Krug notched a career-high 59 points in 76 games for the Bruins in 2017-18. He had eight more points last season than he did in 2016-17 (51 points in 81 games played) and improved his plus/minus from a minus-10 in 2016-17 to an even rating last season.

There’s a couple of things to takeaway from that.

First, Krug had 59 points (a career high) last season, which was only three fewer points in five more games played than one of the league’s best blueliners– Erik Karlsson— had in a down season.

Yes, you read that right, Karlsson had 9-53–62 totals in 71 games for the Ottawa Senators in 2017-18, while Krug had 14-45–59 totals (76 GP) for Boston. Anytime a defender scores more than 10 goals, that’s something to celebrate– let alone when that player reaches a new career-high in scoring.

And second, Krug’s mistakes are still noticeable.

When a defenseman makes a mistake it’s usually easier to spot, because it leads directly to a goal against. Krug’s positioning hasn’t always been spot on, but he spent all of last season working with Brandon Carlo on Boston’s second defensive pairing– a season that Carlo is looking to learn from and move on from after failing to score a goal in his sophomore slump.

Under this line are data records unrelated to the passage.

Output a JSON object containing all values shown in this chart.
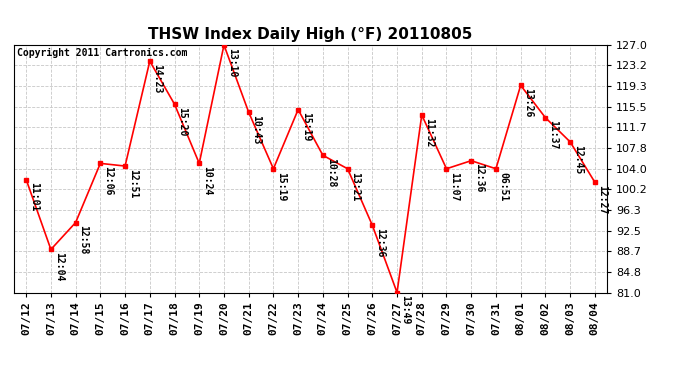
{
  "title": "THSW Index Daily High (°F) 20110805",
  "copyright": "Copyright 2011 Cartronics.com",
  "dates": [
    "07/12",
    "07/13",
    "07/14",
    "07/15",
    "07/16",
    "07/17",
    "07/18",
    "07/19",
    "07/20",
    "07/21",
    "07/22",
    "07/23",
    "07/24",
    "07/25",
    "07/26",
    "07/27",
    "07/28",
    "07/29",
    "07/30",
    "07/31",
    "08/01",
    "08/02",
    "08/03",
    "08/04"
  ],
  "values": [
    102.0,
    89.0,
    94.0,
    105.0,
    104.5,
    124.0,
    116.0,
    105.0,
    127.0,
    114.5,
    104.0,
    115.0,
    106.5,
    104.0,
    93.5,
    81.0,
    114.0,
    104.0,
    105.5,
    104.0,
    119.5,
    113.5,
    109.0,
    101.5
  ],
  "labels": [
    "11:01",
    "12:04",
    "12:58",
    "12:06",
    "12:51",
    "14:23",
    "15:20",
    "10:24",
    "13:10",
    "10:43",
    "15:19",
    "15:19",
    "10:28",
    "13:21",
    "12:36",
    "13:49",
    "11:32",
    "11:07",
    "12:36",
    "06:51",
    "13:26",
    "11:37",
    "12:45",
    "12:27"
  ],
  "ylim": [
    81.0,
    127.0
  ],
  "yticks": [
    81.0,
    84.8,
    88.7,
    92.5,
    96.3,
    100.2,
    104.0,
    107.8,
    111.7,
    115.5,
    119.3,
    123.2,
    127.0
  ],
  "line_color": "red",
  "marker_color": "red",
  "bg_color": "#ffffff",
  "grid_color": "#c8c8c8",
  "title_fontsize": 11,
  "label_fontsize": 7,
  "tick_fontsize": 8,
  "copyright_fontsize": 7
}
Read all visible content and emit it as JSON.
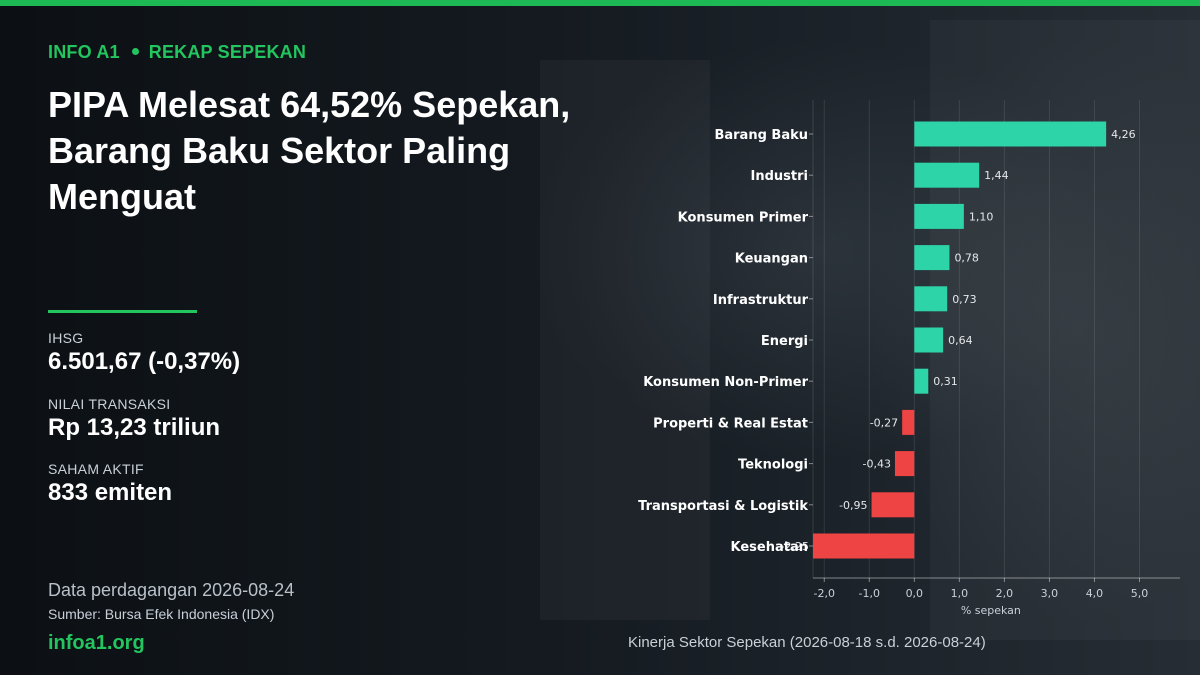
{
  "kicker": {
    "brand": "INFO A1",
    "section": "REKAP SEPEKAN"
  },
  "headline": "PIPA Melesat 64,52% Sepekan, Barang Baku Sektor Paling Menguat",
  "stats": {
    "ihsg_label": "IHSG",
    "ihsg_value": "6.501,67  (-0,37%)",
    "transaction_label": "NILAI TRANSAKSI",
    "transaction_value": "Rp 13,23 triliun",
    "active_label": "SAHAM AKTIF",
    "active_value": "833 emiten"
  },
  "footer": {
    "date_line": "Data perdagangan 2026-08-24",
    "source_line": "Sumber: Bursa Efek Indonesia (IDX)",
    "site": "infoa1.org"
  },
  "colors": {
    "accent": "#22c55e",
    "positive": "#2dd4a7",
    "negative": "#ef4444"
  },
  "chart_data": {
    "type": "bar",
    "orientation": "horizontal",
    "caption": "Kinerja Sektor Sepekan (2026-08-18 s.d. 2026-08-24)",
    "xlabel": "% sepekan",
    "xlim": [
      -2.25,
      5.9
    ],
    "xticks": [
      -2.0,
      -1.0,
      0.0,
      1.0,
      2.0,
      3.0,
      4.0,
      5.0
    ],
    "xtick_labels": [
      "-2,0",
      "-1,0",
      "0,0",
      "1,0",
      "2,0",
      "3,0",
      "4,0",
      "5,0"
    ],
    "grid": true,
    "categories": [
      "Barang Baku",
      "Industri",
      "Konsumen Primer",
      "Keuangan",
      "Infrastruktur",
      "Energi",
      "Konsumen Non-Primer",
      "Properti & Real Estat",
      "Teknologi",
      "Transportasi & Logistik",
      "Kesehatan"
    ],
    "values": [
      4.26,
      1.44,
      1.1,
      0.78,
      0.73,
      0.64,
      0.31,
      -0.27,
      -0.43,
      -0.95,
      -2.25
    ],
    "value_labels": [
      "4,26",
      "1,44",
      "1,10",
      "0,78",
      "0,73",
      "0,64",
      "0,31",
      "-0,27",
      "-0,43",
      "-0,95",
      "-2,25"
    ]
  }
}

Krug’s best career plus/minus (plus-18) came in 79 GP in the President’s Trophy winning 2013-14 season for the Bruins. Since then he’s slipped to plus-13 in 2014-15, plus-9 in 2015-16 and a minus-10 in 2016-17, before rebounding to breaking even in 2017-18.

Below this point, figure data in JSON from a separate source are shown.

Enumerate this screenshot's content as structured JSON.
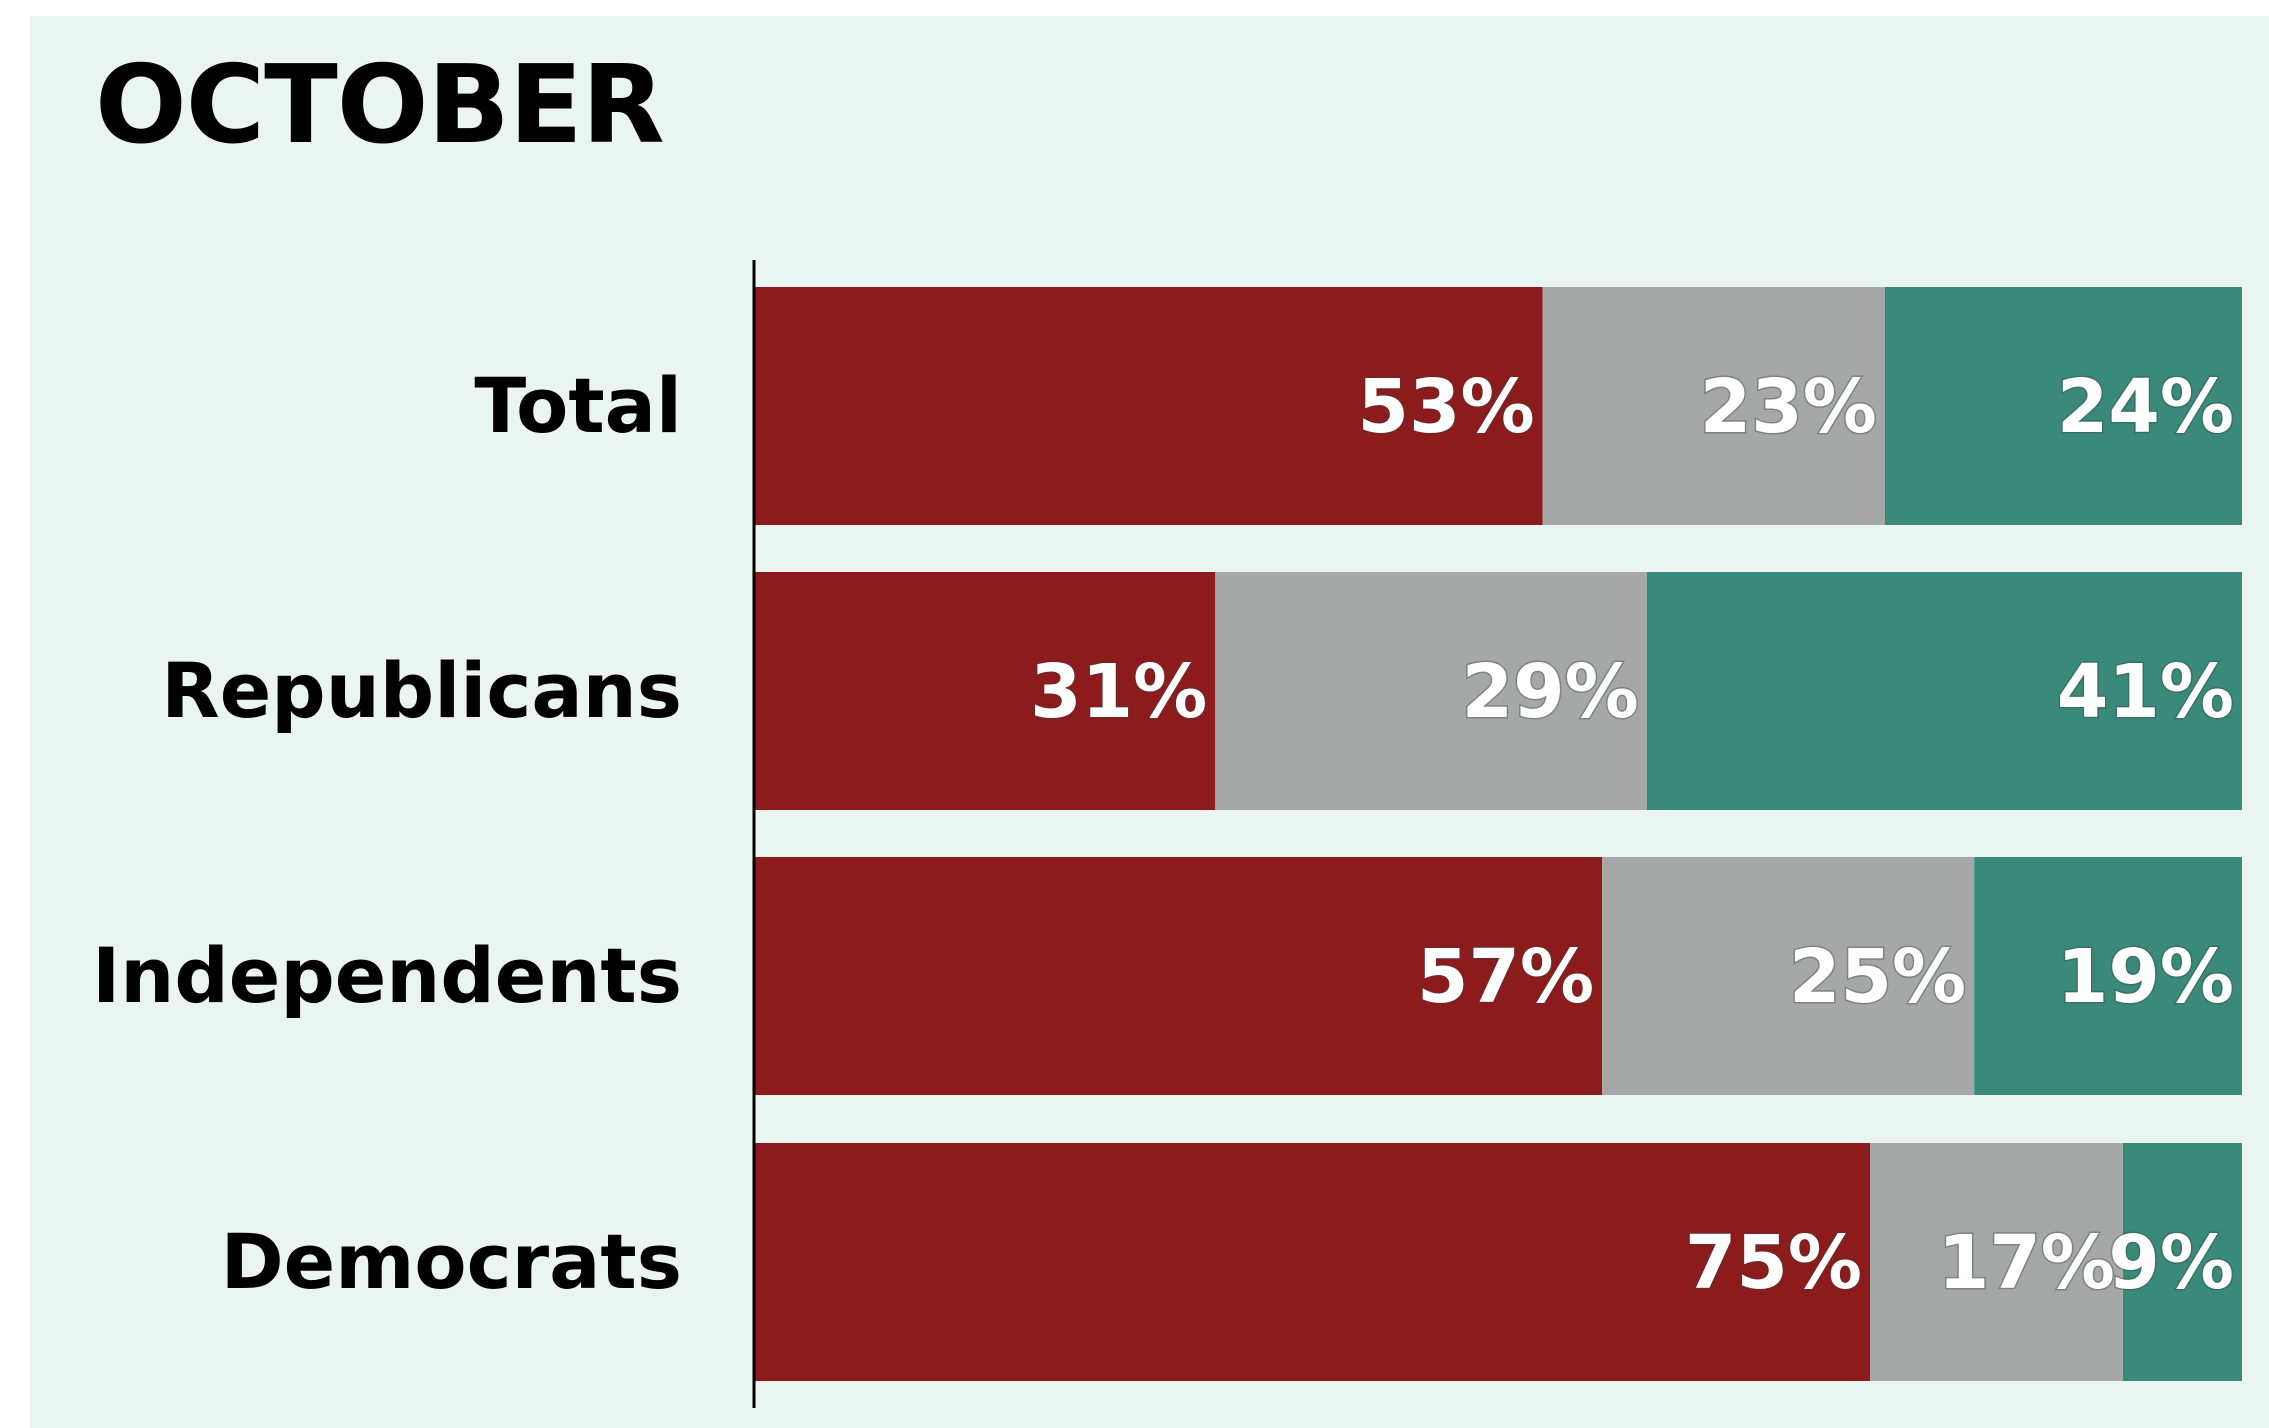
{
  "chart_data": {
    "type": "bar",
    "orientation": "horizontal",
    "stacked": true,
    "title": "OCTOBER",
    "categories": [
      "Total",
      "Republicans",
      "Independents",
      "Democrats"
    ],
    "series": [
      {
        "color": "#8e1b1b",
        "values": [
          53,
          31,
          57,
          75
        ]
      },
      {
        "color": "#a5a8a6",
        "values": [
          23,
          29,
          25,
          17
        ]
      },
      {
        "color": "#3a8a7c",
        "values": [
          24,
          41,
          19,
          9
        ]
      }
    ],
    "value_labels": [
      [
        "53%",
        "23%",
        "24%"
      ],
      [
        "31%",
        "29%",
        "41%"
      ],
      [
        "57%",
        "25%",
        "19%"
      ],
      [
        "75%",
        "17%",
        "9%"
      ]
    ],
    "xlim": [
      0,
      100
    ],
    "grid": false,
    "legend": "none"
  },
  "colors": {
    "panel_background": "#eaf4f1",
    "axis": "#000000",
    "label_text": "#ffffff"
  }
}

Now, I’ll fully acknowledge plus/minus does not tell the full story. Plus/minus alone does not take into account situations like being on the power play, penalty kill or even strength (Krug had 24 power play points last season– only one shy of his career-high 25 points on the power play in 2016-17). That’s where the argument for Corsi Relative, Corsi Close, Corsi Even and all that jazz comes in as another way to measure situational play, but I digress.

Back to the Oilers for a moment.

If Krug were to have been swapped in a one-for-one with an Edmonton defender, the Bruins would’ve taken a major step back.

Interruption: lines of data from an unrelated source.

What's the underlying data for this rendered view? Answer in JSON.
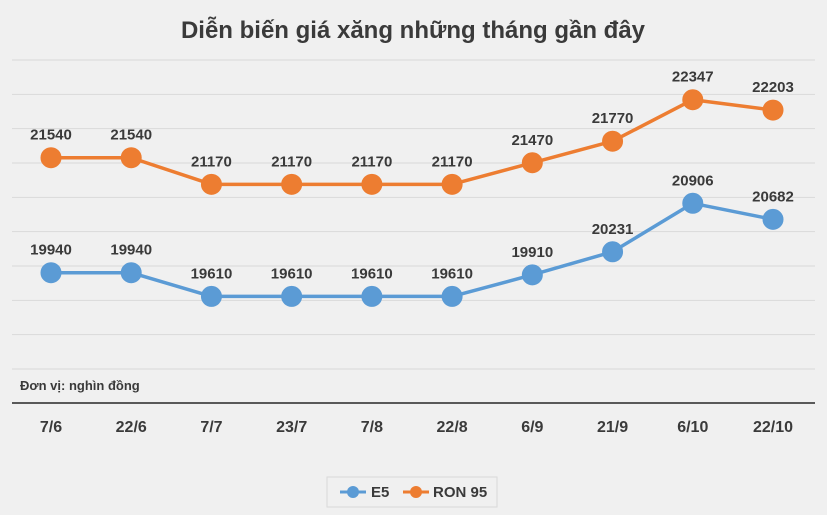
{
  "chart_data": {
    "type": "line",
    "title": "Diễn biến giá xăng những tháng gần đây",
    "unit_note": "Đơn vị: nghìn đồng",
    "categories": [
      "7/6",
      "22/6",
      "7/7",
      "23/7",
      "7/8",
      "22/8",
      "6/9",
      "21/9",
      "6/10",
      "22/10"
    ],
    "series": [
      {
        "name": "E5",
        "color": "#5b9bd5",
        "values": [
          19940,
          19940,
          19610,
          19610,
          19610,
          19610,
          19910,
          20231,
          20906,
          20682
        ],
        "labels": [
          "19940",
          "19940",
          "19610",
          "19610",
          "19610",
          "19610",
          "19910",
          "20231",
          "20906",
          "20682"
        ]
      },
      {
        "name": "RON 95",
        "color": "#ed7d31",
        "values": [
          21540,
          21540,
          21170,
          21170,
          21170,
          21170,
          21470,
          21770,
          22347,
          22203
        ],
        "labels": [
          "21540",
          "21540",
          "21170",
          "21170",
          "21170",
          "21170",
          "21470",
          "21770",
          "22347",
          "22203"
        ]
      }
    ],
    "ylim": [
      18600,
      22900
    ],
    "grid": true,
    "legend_position": "bottom",
    "axis_color": "#595959",
    "grid_color": "#d9d9d9"
  }
}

Boston doesn’t need a young defenseman approaching his prime– they’ve got Charlie McAvoy, Carlo, and Matt Grzelcyk already in those roles with Urho Vaakanainen, Jakub Zboril and Jeremy Lauzon (just to name a few) coming down the pipeline in the system.

In other words, a hypothetical Krug for current-RFA, Darnell Nurse, deal wouldn’t look good. Especially when you look at the stats.

In just 2017-18 alone, Krug’s 14-45–59 totals in 76 games decimate Nurse’s 6-20–26 totals in 82 games with the Oilers. While shutdown defenders are favorable for their defensive purposes, giving up 33 points from the backend for one player alone isn’t sound. Especially with Krug as Boston’s offensive defenseman centerpiece over the two-way skills of McAvoy.

Sure, Nurse is only 23, but he needs a new contract as things stand right now with Boston looking at pay raises for both McAvoy (likely a hefty one) and Carlo in the summer of 2019. Then there’s that whole “already in his prime” thing going on with Krug. It’s perfectly fine to hold onto a defender in their prime into their early/mid-30s.

What about Oscar Klefbom? Could the Bruins improve in a one-for-one involving Krug for him?

Again, the answer is no.

Klefbom, 25, is two-years younger than Krug (so that whole “already in his prime thing”, yeah, that’s not favoring Klefbom in this hypothetical) and had 5-16–21 totals in 66 games for the Oilers last season. He was also a minus-12, which was surprisingly worse than everyone’s favorite Chiarelli overvalued blueliner in Edmonton– Kris Russell.

Russell was a minus-seven in 78 games and had, yep, 4-17–21 totals at 31-years-old.

Sure, adding Klefbom (6’3″) in place of Krug (5’9″) adds height, but it hinders skill.

There’s always that change of scenery argument, but there shouldn’t be anything attractive in Edmonton. Hard pass on any and all one-for-ones unless Connor McDavid is involved for some insane reason.

And for the record, Chiarelli’s prized possession in his biggest one-for-one trade in Edmonton (Taylor Hall to the New Jersey Devils for Adam Larsson) had 4-9–13 totals in 63 games last season. Larsson’s only reached the 20-point plateau once in his career (24 points in 64 games for New Jersey in 2014-15). Ouch.

If you’re thinking of trading Krug for any reason, don’t let it be in a one-for-one with the Oilers.